Cinema com Rapadura

OPINIÃO   terça-feira, 21 de novembro de 2017

Boneco de Neve (2017): Frosty em um suspense policial

Roteiro e direção caminham juntos: salvo por um final apressado cuja solução é pouco satisfatória, o suspense é ótimo.

Frosty the Snowman was a jolly happy soul” (em tradução livre, “Frosty, o boneco de neve era uma alma alegre e feliz”), diz a clássica canção natalina. Em “Boneco de Neve”, porém, Frosty não representaria sentimentos positivos. Não em um suspense policial.

O filme é baseado no livro homônimo de Jo NesbØ, tendo como protagonista o detetive Harry Hole (Michael Fassbender, de “Assassin’s Creed”), responsável por encontrar um serial killer que inicia seus crimes sequestrando mulheres. Sua marca registrada é deixar um boneco de neve no local do crime.

Em princípio, é, como mencionado, um suspense policial comum: jogo de gato e rato, com um herói despedaçado por algum motivo, um psicopata com um passado sombrio, alguma espécie de elo entre eles (com maior ou menor proximidade, real ou virtual, pretérito ou futuro, a depender da opção do roteiro) e vítimas da relação entre os dois (ineficácia de um e eficácia do outro). Está tudo lá. Harry é um bêbado negligente com o trabalho, tendo como interesses solucionar novos casos (o que é difícil em uma cidade com baixa criminalidade como Oslo) e assumir uma posição paterna perante o filho da ex-namorada – nesse caso, apesar da vontade, o êxito é minúsculo. Em síntese, um protagonista distante da perfeição, como deve ser. Fassbender faz um bom trabalho e a parceria com Rebecca Ferguson (“Vida”) dá muito certo.

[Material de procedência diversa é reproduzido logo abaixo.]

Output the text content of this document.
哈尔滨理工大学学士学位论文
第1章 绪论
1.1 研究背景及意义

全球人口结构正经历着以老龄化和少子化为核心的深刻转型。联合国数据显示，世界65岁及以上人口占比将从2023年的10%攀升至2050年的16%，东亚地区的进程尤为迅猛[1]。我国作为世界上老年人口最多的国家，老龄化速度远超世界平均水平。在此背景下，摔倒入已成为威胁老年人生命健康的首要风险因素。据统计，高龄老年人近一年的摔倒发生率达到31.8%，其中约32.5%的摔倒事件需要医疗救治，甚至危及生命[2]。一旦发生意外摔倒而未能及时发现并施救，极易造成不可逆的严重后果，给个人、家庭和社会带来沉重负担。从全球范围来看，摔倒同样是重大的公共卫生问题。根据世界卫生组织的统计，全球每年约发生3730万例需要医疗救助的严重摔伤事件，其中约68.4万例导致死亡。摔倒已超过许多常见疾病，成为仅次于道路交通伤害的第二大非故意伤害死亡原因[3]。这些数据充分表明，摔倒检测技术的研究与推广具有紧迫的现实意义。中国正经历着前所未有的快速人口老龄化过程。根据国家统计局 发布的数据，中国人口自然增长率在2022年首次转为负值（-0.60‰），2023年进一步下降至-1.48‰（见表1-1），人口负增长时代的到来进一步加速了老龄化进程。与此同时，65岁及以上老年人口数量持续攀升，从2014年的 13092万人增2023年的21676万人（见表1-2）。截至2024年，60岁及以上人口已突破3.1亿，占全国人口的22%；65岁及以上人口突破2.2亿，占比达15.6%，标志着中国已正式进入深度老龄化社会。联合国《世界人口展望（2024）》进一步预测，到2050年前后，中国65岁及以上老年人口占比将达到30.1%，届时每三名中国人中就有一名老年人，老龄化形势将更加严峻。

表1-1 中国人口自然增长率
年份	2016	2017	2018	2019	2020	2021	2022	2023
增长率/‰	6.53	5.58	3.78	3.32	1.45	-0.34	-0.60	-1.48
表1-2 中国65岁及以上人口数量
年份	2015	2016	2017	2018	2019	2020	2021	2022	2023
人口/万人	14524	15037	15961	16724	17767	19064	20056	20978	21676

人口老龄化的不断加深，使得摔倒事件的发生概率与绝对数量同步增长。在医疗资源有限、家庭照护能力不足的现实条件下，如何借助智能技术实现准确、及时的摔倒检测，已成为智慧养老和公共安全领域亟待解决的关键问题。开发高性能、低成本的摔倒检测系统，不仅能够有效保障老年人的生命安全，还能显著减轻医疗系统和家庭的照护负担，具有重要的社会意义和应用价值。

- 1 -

Do ponto de vista estrutural, embora o molde seja deveras básico, o enigma a ser resolvido é engenhoso e – o que é essencial – a narrativa é extremamente bem desenvolvida. Há uma caminhada em uma direção, dentro do óbvio, em busca de pistas, todavia, em determinado momento, um plot twist faz com que Harry verticalize em um subplot, evidentemente conectado à trama nuclear, trazendo mais pistas. Quando tudo se junta, o suspense se torna ainda mais instigante. E o melhor: o texto não omite questões periféricas, como o relacionamento do protagonista com o adolescente que ele trata como se fosse filho.

Sem dúvida, é um roteiro muito bem elaborado, salvo pelo final apressado e com uma solução pouco satisfatória. Idêntico resultado é o que se vê na direção de Tomas Alfredson (“O Espião que Sabia Demais”), em seu terceiro longa-metragem (e aparentemente em ascensão): a atmosfera de suspense é irrepreensível, contando até mesmo com uma cena tensa que ilude o espectador, contudo, a ação do final é muito mal filmada e confusa. Isto é, o diretor vai muito bem no suspense, lida com maestria com a expectativa, mas não soube criar momentos agitados.

Ironicamente, a parte mais difícil da direção é a da manipulação do espectador. Isso fica visível em um sugestivo toque de celular ou em um impactante (ainda que inicialmente nebuloso) prólogo – que se fazem presentes, mas não são novidades na sétima arte. Quando Harry olha a pasta confidencial na bolsa de Katrine (Ferguson), a maioria dos cineastas iria recorrer para a montagem (cortes). Alfredson, porém, opta por direcionar a câmera e zoom in: isso sim é um detalhe que sugere que ele é diferenciado.

Importante observar que há algumas cenas desnecessárias (Fassbender de cueca jogando um objeto pela janela), porém, no geral, os acertos preponderam massivamente. Merece menção, ainda, o visual gélido, coerente com uma Noruega onde há um serial killer à espreita: muita neve, cenários com objetos inanimados (estátuas, muros, carros etc.), figurantes filmados fora de foco, distantes e/ou sem aparecer por inteiro (sugerindo frieza e impessoalidade) e uso preponderante de cores dessaturadas.

Frosty fica sorrindo, olhando para o lar, observando a vítima escolhida. É uma simbologia de que um ataque está prestes a acontecer. A perfeita representação do ótimo suspense que é “Boneco de Neve”.